At the migrant settlement in Konanakunte cross in JP Nagar in South Bengaluru, the tension was palpable on Wednesday afternoon. The migrant workers were aware of Karnataka Chief Minister BS Yediyurappa's decision that they cannot go back to their home state, as the lockdown was on. In the morning, as some of them tried to leave, the police tried to stop them, resulting in a skirmish.

To reach the labour colony, one has to pass past a luxurious 41 acre apartment complex. Though the apartment complex was calm, with not too many people moving around, beyond a small corrugated metal gate was the migrant settlement.

While the grass in the apartment was green, and freshly tended to, the mud path to the labour colony had burnt rubbish on either sides, covered partially by flowering creepers.

Three police vehicles stood outside the gate, and policemen were on standby holding shields and lathis. 

“Problems happened there, it’s better not to go there,” one policeman warned.

As you keep walking, the stench from the waste dumped from the neighbourhood hits you.

At the end of the path lies the labour colony consisting of around 200 small hutments, spread out like a slum. A lone Maruti omni ambulance waits under a tree. On stone slabs around the tree, men sat around, watching out for any stranger entering the area.

One man took off his shirt to show his bruises. Two red welts on his back and his left bicep are visible. “The police did this,” Pratap says. “The police would not have entered the colony, without permission from the JMC construction company that hired us. How can they beat the workers when we didn’t do anything wrong? All we want to do is go home.”

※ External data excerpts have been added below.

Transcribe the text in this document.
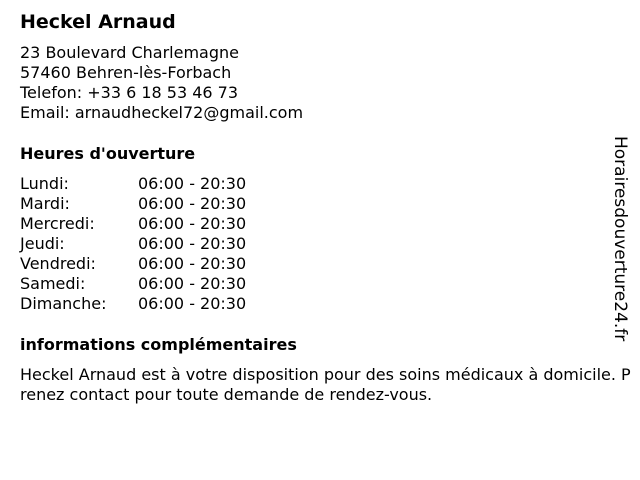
Heckel Arnaud
23 Boulevard Charlemagne
57460 Behren-lès-Forbach
Telefon: +33 6 18 53 46 73
Email: arnaudheckel72@gmail.com
Heures d'ouverture
Lundi:	06:00 - 20:30
Mardi:	06:00 - 20:30
Mercredi:	06:00 - 20:30
Jeudi:	06:00 - 20:30
Vendredi:	06:00 - 20:30
Samedi:	06:00 - 20:30
Dimanche:	06:00 - 20:30
informations complémentaires
Heckel Arnaud est à votre disposition pour des soins médicaux à domicile. Prenez contact pour toute demande de rendez-vous.
Horairesdouverture24.fr
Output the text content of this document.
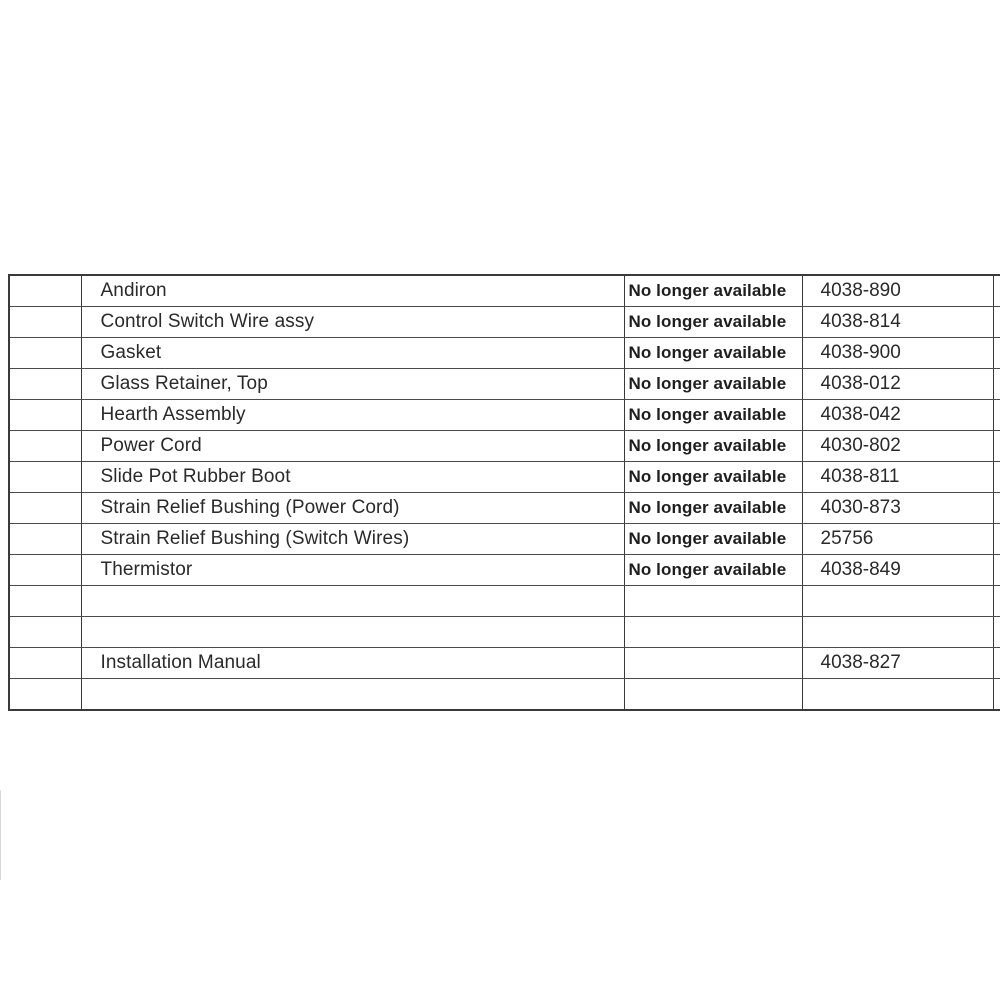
	Andiron	No longer available	4038-890	
	Control Switch Wire assy	No longer available	4038-814	
	Gasket	No longer available	4038-900	
	Glass Retainer, Top	No longer available	4038-012	
	Hearth Assembly	No longer available	4038-042	
	Power Cord	No longer available	4030-802	
	Slide Pot Rubber Boot	No longer available	4038-811	
	Strain Relief Bushing (Power Cord)	No longer available	4030-873	
	Strain Relief Bushing (Switch Wires)	No longer available	25756	
	Thermistor	No longer available	4038-849	

	Installation Manual		4038-827	
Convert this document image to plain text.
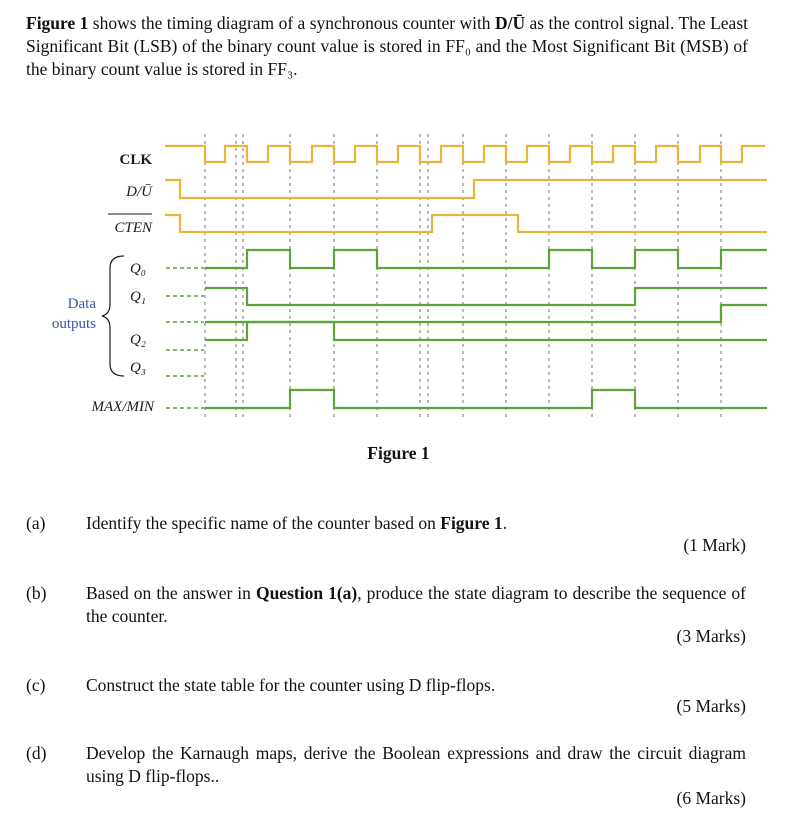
Figure 1 shows the timing diagram of a synchronous counter with D/Ū as the control signal. The Least Significant Bit (LSB) of the binary count value is stored in FF₀ and the Most Significant Bit (MSB) of the binary count value is stored in FF₃.
CLK
D/Ū
CTEN
Q₀
Q₁
Q₂
Q₃
MAX/MIN
Data
outputs
Figure 1
(a) Identify the specific name of the counter based on Figure 1.
(1 Mark)
(b) Based on the answer in Question 1(a), produce the state diagram to describe the sequence of the counter.
(3 Marks)
(c) Construct the state table for the counter using D flip-flops.
(5 Marks)
(d) Develop the Karnaugh maps, derive the Boolean expressions and draw the circuit diagram using D flip-flops..
(6 Marks)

“We want to go home, please help us, we will pay you if you want!” was the continuous demand from all who were around there. The workers say that they are from various states: Bihar, Uttar Pradesh, Jharkhand, Chhattisgarh and West Bengal.

The workers were agitated that they have not been paid. “Even when the lockdown was announced, we were made to keep on working, but they haven’t paid us for April,” they alleged. One man said that he was angry that he could not send back money to his wife and three children back in Gorakhpur, Uttar Pradesh. “What are they supposed to eat? I came here to earn for them, but I myself am struggling.”

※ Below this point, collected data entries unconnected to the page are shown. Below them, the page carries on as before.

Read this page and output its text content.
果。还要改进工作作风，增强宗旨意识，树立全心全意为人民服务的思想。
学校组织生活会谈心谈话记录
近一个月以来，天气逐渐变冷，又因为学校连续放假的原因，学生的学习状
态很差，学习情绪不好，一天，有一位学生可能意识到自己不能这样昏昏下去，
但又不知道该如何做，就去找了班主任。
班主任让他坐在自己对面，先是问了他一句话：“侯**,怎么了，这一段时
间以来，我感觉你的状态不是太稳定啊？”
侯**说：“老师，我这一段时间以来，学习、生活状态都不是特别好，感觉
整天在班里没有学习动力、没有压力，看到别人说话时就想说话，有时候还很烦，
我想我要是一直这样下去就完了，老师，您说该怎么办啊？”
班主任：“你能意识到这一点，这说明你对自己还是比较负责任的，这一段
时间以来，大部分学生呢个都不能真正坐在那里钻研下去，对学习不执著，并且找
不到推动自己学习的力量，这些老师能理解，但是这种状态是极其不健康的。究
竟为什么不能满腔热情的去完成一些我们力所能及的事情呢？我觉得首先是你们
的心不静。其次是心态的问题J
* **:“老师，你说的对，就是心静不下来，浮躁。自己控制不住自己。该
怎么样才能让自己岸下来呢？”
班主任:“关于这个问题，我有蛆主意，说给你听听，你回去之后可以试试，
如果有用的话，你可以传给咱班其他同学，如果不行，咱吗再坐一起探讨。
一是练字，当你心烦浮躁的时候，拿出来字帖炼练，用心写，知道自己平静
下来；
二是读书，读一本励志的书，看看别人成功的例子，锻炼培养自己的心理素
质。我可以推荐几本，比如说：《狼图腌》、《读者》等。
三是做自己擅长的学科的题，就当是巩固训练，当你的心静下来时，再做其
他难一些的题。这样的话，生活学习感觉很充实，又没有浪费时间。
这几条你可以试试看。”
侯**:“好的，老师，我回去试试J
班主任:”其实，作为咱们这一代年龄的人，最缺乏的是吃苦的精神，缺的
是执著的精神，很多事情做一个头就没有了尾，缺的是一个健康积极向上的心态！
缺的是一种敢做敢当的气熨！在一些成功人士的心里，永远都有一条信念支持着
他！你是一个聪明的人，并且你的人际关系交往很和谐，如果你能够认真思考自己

A representative of the company said that ration was provided for April and Rs 250 per person, but the salaries had not been given. The representative also added that once trains were functional the workers were free to leave. The company refuted allegations that it had asked police to stop the workers from stepping out.

“There are around 400 workers here, and 100 want to leave. We handed over their list to the police and are waiting for the police to get back with train details. As soon as it's available, the workers can leave,” Girish Jalwadi who works with JMC Projects said.

Police insisting on local address

Having made a decision to go home, around 100 workers had gone to the police station with their documents: their Aadhar card photo copies, and the form which needed to be filled so that they could catch the trains back home. The local police told them that they couldn’t leave because their local address was the labour colony and that people from colonies cannot leave for now.

“We went to the police station with our Aadhar card number, they took all our details, but they are saying that the local address of the labour camp is not accepted! What should we do? We are willing to pay!", another worker says.

A complaint from many workers across Bengaluru is that there seems to be no uniformity in the documents and proof that a migrant worker has to provide, in order to secure a train ticket.

“What if we get sick here of coronavirus? There is no one here to take care of us. Look at how crowded this place is. Can we maintain 1 metre distance here? This place is disgusting, and we want to leave.”

Geeta Devi, the woman who runs the mess, alleged she had not been paid by the company. “Mr Ganesh from the management told me that I will be paid for last month and this month by May 3. But today is the 6th, and I still haven’t seen a rupee. Where should I go? How will I pay for groceries to cook for all these people?” Some of the workers pointed out that Geeta pawned off her chain because she had no money to pay for vegetables and meat to continue feeding the workers.

The workers also complained of the deplorable conditions they lived in. The water being pumped up for baths was visibly filthy, the tank brown in colour and growing fungus on top. The doors to the toilets broken, the toilets filthy. The women’s toilets were worse, with the bottom half of many doors completely broken, allowing no privacy.

But more than anything else, what was irking the workers was that the police posted outside the colony were not allowing them to move out, literally making them prisoners within their compound.